Residential real estate prices in the U.S. decreased in the year ended in June at a slower pace than in the prior month, a sign the market may be stabilizing.
The S&P/Case-Shiller index of property values in 20 cities fell 4.5 percent from June 2010, after a 4.6 percent drop in the 12 months ended May that was the biggest since 2009, the group said today in New York. The median forecast of 31 economists surveyed by Bloomberg News projected a 4.6 percent decline.
Values fell by 0.1 percent in June from the prior month after adjusted for seasonal changes, matching the decrease in May, indicating the deterioration is slowing.

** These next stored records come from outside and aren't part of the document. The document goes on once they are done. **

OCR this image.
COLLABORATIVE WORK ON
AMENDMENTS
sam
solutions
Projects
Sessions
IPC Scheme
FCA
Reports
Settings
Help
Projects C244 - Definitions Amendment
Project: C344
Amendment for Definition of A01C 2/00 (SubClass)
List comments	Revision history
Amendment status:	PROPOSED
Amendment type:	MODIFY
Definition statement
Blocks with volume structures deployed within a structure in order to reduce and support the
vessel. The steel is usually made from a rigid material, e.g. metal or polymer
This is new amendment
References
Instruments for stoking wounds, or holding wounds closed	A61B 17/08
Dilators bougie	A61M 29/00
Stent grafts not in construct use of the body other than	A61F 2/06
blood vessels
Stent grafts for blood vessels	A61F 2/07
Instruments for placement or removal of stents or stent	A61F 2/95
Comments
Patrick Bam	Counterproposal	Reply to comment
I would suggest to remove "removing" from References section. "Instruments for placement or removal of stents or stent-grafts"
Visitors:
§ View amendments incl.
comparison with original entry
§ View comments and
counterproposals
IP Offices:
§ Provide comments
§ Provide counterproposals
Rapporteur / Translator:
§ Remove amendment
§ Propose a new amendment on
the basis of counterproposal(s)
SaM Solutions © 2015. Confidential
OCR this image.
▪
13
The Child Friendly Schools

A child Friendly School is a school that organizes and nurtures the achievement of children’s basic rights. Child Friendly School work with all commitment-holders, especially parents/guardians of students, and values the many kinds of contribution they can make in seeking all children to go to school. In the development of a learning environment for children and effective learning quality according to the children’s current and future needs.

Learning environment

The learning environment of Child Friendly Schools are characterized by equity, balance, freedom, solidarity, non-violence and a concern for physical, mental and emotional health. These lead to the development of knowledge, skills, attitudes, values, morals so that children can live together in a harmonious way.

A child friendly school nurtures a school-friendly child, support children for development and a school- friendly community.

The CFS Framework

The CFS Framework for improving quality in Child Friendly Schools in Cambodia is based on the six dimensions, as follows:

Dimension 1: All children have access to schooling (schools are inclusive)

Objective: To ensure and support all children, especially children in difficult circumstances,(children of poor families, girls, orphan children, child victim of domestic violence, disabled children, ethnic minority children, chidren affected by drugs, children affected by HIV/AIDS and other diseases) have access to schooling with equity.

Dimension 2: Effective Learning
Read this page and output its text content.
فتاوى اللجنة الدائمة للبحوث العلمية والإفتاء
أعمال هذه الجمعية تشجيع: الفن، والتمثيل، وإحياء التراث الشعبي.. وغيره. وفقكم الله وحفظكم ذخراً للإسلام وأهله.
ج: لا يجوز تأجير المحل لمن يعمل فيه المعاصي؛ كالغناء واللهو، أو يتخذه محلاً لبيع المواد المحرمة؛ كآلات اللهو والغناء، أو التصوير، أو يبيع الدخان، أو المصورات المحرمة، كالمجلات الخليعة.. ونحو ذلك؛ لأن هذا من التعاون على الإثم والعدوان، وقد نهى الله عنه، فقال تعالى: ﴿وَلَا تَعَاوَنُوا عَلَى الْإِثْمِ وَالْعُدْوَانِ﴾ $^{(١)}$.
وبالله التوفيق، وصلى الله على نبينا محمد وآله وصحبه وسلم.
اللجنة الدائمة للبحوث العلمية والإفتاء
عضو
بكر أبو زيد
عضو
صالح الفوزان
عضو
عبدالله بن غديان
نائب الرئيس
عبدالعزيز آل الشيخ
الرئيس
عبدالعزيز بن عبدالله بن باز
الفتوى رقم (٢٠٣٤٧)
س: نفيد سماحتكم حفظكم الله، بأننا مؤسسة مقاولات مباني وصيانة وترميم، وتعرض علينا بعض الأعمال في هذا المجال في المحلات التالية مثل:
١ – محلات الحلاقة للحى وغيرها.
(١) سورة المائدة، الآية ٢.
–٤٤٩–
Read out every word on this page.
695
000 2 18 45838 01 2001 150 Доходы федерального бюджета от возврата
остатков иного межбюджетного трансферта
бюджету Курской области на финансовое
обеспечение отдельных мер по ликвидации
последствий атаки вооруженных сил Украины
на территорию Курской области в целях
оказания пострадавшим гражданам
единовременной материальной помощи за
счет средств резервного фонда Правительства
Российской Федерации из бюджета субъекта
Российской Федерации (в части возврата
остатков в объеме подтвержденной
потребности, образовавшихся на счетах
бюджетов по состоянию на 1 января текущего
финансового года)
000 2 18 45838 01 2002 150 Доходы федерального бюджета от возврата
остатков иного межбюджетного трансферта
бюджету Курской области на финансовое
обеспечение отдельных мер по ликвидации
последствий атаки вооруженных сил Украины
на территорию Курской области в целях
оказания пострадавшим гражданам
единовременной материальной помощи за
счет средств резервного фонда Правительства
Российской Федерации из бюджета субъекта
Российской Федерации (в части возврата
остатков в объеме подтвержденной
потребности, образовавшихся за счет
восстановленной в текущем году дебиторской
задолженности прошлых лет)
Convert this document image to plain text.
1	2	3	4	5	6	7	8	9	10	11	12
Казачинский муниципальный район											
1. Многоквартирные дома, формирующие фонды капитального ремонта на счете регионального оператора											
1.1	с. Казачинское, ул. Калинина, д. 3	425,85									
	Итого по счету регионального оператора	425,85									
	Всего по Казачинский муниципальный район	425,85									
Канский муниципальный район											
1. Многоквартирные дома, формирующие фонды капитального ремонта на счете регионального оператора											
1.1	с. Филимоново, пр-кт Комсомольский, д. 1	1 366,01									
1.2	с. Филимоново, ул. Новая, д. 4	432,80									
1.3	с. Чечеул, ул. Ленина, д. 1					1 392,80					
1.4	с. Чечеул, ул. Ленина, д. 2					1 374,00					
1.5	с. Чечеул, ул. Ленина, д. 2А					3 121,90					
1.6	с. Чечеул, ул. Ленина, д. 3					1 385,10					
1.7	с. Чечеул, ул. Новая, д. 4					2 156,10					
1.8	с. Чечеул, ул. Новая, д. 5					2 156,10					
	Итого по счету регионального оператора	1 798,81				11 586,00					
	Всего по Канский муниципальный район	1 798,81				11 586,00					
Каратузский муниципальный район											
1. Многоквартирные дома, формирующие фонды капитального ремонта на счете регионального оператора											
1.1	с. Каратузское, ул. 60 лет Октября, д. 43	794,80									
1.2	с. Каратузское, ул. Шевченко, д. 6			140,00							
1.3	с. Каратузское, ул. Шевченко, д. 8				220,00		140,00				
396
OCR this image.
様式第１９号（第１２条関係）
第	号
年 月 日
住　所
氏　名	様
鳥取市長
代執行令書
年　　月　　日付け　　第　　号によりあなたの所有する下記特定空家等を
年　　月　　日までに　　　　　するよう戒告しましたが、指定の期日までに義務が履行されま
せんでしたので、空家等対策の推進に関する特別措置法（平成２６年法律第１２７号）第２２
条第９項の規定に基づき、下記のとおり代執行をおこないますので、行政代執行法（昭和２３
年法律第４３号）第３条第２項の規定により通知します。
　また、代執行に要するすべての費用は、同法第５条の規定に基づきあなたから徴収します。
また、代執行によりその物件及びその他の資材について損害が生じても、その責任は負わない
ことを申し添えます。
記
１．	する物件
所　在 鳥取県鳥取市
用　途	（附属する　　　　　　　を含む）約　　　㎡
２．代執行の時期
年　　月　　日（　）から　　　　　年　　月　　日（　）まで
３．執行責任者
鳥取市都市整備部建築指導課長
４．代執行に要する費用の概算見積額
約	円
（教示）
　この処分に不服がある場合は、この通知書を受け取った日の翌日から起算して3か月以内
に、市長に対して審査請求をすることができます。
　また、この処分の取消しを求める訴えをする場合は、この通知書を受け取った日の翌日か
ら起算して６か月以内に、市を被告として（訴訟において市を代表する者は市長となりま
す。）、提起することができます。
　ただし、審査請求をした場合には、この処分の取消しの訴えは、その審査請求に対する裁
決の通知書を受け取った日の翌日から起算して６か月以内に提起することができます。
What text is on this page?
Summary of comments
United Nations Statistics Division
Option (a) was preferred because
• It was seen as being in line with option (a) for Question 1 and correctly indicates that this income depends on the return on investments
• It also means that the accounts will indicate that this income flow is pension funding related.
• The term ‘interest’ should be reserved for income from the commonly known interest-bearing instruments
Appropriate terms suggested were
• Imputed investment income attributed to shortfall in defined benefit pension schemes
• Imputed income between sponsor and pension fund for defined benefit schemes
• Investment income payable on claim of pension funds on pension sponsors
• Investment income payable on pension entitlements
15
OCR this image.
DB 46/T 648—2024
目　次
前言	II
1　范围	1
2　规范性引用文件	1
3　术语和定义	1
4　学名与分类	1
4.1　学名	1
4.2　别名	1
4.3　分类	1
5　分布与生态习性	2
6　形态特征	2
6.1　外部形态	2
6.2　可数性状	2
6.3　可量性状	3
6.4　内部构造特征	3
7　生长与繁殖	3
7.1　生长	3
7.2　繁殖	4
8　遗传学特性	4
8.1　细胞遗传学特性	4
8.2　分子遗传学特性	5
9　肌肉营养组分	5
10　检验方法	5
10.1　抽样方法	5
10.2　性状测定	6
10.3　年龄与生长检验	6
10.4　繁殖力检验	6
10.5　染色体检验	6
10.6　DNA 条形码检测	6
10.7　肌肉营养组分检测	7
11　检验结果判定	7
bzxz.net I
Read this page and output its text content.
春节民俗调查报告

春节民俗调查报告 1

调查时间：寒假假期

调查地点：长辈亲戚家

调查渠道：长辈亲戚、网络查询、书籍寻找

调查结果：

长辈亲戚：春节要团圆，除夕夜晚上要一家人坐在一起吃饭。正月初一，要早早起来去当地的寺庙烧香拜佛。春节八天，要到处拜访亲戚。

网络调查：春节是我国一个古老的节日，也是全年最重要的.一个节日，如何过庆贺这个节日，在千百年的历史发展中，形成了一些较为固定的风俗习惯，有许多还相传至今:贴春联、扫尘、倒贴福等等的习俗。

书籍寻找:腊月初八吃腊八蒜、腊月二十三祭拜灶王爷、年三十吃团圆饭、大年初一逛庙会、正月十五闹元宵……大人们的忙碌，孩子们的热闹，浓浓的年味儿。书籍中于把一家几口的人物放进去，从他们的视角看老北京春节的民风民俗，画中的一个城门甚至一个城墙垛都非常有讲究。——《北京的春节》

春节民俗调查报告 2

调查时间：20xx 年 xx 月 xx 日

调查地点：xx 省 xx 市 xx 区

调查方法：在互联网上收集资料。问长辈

Nonetheless, any recovery in home values is probably years away as foreclosures dump more properties onto to the market, while a jobless rate hovering around 9 percent and strict lending rules hurt sales.
“Prices aren’t going to rebound back rapidly,” said Paul Dales, a senior U.S. economist at Capital Economics Ltd. in Toronto. “Most people think that when the downturn ends the recovery will be pretty good, but that’s not going to be the case at all.”
From the NY Times:
Spring buying pushed home prices up for a third consecutive month in most major American cities in June, a private report showed. But the housing market remained shaky, and further price declines were expected this year.
The Standard & Poor’s/Case-Shiller home price index said prices increased in June from May in 19 of the 20 cities tracked. Prices rose 3.6 percent in the April-June quarter from the previous quarter. Neither of those numbers is adjusted for seasonal factors. Over the last 12 months, home prices have declined in all 20 cities.
Chicago, Minneapolis, Washington and Boston posted the biggest monthly increases. Metro areas hit hardest by the housing crisis, including Las Vegas and Phoenix, reported small increases.
Analysts say home prices have stabilized in coastal cities over the last six months. Seasonally adjusted prices have fallen a modest 1 percent in the last six months, according to the index. That is less than a third of the decline from the previous six months.
Home prices are certain to fall further once banks resume foreclosures, millions of which have been delayed because of a government investigation into mortgage lending practices. If the American economy slips back into another recession, prices could drop even further.